The 4th Gold Medal Concours d’Elegance of Fine Guns was held at The Vintage Cup, at Orvis Sandanona, in Millbrook, New York, on September 20/21, 2002.
Seventy-seven shotguns and rifles, many of museum quality, were entered for judging, and several of last year’s award-winning guns returned for display.
For the first time, the Best in Show and Boothroyd Award winners (there were two because of a tie vote) were rifles. The Vintager Award went to a rifle as well.

The judges were Chris Batha (E.J. Churchill Gunmakers), Jack Dudley (formerly of La Bécasse and co-founder of the Vintagers), Roger Lake (fine-gun specialist at Butterfields), John Ormiston (head of sporting weapons & travel at H&H), Jan Roosenburg (former head of H&H in North America) and Ray Roy (former head of quality control at Ruger). Sincere thanks go to them all for their time, effort and dedication, and for their expertise.

Steve Helsley, who also is a judge and the designer of the Western Double Rifle Championships course, was the chief photographer. With great planning and great effort, he was able to record nearly every gun entered in the Concours (averaging one every 15 minutes for two eight-hour days). Very great thanks & appreciation are due to Mr. Helsley.
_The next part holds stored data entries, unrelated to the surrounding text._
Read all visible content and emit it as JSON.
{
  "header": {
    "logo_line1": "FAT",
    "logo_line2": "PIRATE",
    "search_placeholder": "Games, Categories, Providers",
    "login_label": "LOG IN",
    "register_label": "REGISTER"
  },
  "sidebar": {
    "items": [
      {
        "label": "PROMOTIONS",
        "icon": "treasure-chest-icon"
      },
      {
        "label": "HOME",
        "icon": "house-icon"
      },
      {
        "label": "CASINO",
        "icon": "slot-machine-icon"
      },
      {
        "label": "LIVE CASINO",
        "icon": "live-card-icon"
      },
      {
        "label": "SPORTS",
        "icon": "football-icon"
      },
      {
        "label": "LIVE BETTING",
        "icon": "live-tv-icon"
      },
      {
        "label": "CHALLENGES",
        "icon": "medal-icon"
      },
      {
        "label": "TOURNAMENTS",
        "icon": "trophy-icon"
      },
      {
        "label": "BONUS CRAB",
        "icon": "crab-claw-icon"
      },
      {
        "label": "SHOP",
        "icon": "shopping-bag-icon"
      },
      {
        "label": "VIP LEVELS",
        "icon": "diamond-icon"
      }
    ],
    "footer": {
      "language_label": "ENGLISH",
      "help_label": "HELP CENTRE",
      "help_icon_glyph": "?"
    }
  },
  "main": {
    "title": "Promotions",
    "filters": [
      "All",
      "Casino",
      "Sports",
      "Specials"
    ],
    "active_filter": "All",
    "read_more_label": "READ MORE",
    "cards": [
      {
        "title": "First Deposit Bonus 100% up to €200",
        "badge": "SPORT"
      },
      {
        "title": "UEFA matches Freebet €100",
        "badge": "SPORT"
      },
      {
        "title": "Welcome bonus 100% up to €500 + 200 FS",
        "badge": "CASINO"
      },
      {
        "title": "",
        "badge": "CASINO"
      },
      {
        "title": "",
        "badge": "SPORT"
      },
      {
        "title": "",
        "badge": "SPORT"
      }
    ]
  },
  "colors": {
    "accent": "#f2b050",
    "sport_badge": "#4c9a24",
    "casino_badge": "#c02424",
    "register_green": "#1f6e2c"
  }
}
Best in Show, chosen by the judges, was a surprise – – Holland & Holland rook rifle No. 21471, a superb hammerless, toplever single-shot boxlock chambered in .295 and made in 1897. Apparently unfired, it was in its leather case with all its accoutrements, including a one-piece wooden cleaning rod, three boxes of ammunition. a tweezers-type case puller, a false muzzle and even a .295 snap cap. The rifle itself, though modestly engraved, had a long top tang that extended onto the stock comb (like a big-bore double rifle), a folding tang peep sight and a polished steel buttplate. The condition of the rifle and furnishings was as new — not even the felt lining of the case showed any wear.
The rifle once belonged to Lt. Col. Nathaniel Nash, who was president of the NRA in 1941. The present owner is Ted Rowe, director of marketing at Sturm, Ruger & Company.

Voting for the Boothroyd Award (“the people’s choice,” chosen by popular ballot) this time was a tie between two literally unique rifles. One was a new .45-70 hammer side-by-side with Jones rotary underlever, serial number #602, entered by its maker, Michael Ehinger. Already renowned for his double flintlocks, Ehinger not only made the action and barrels entirely from bar stock, he also stocked the rifle and built its wooden case. The deep gray finish of the action body is a titanium-nitride coating.
The other Boothroyd Award winner was Chas. Lancaster double rifle No. 13315, chambered in .450-31/4 and made in 1904 for Denys Finch-Hatton, the professional hunter whose love affair with writer Isak Dinesen was immortalized in the movie Out of Africa. The rifle, with its typical deeply rebated Lancaster sidelock plates, is in shootable but worn condition; its present owner, John Ormiston of H&H, took a warthog and a kudu with it in the spring of 2002. By incredible chance, Ormiston had bought the rifle’s original case at an auction three years before buying the rifle, also at auction. (Note: as a judge, Ormiston was ineligible for any Concours awards except the Boothroyd, which is chosen by Concours visitors, not the jury.)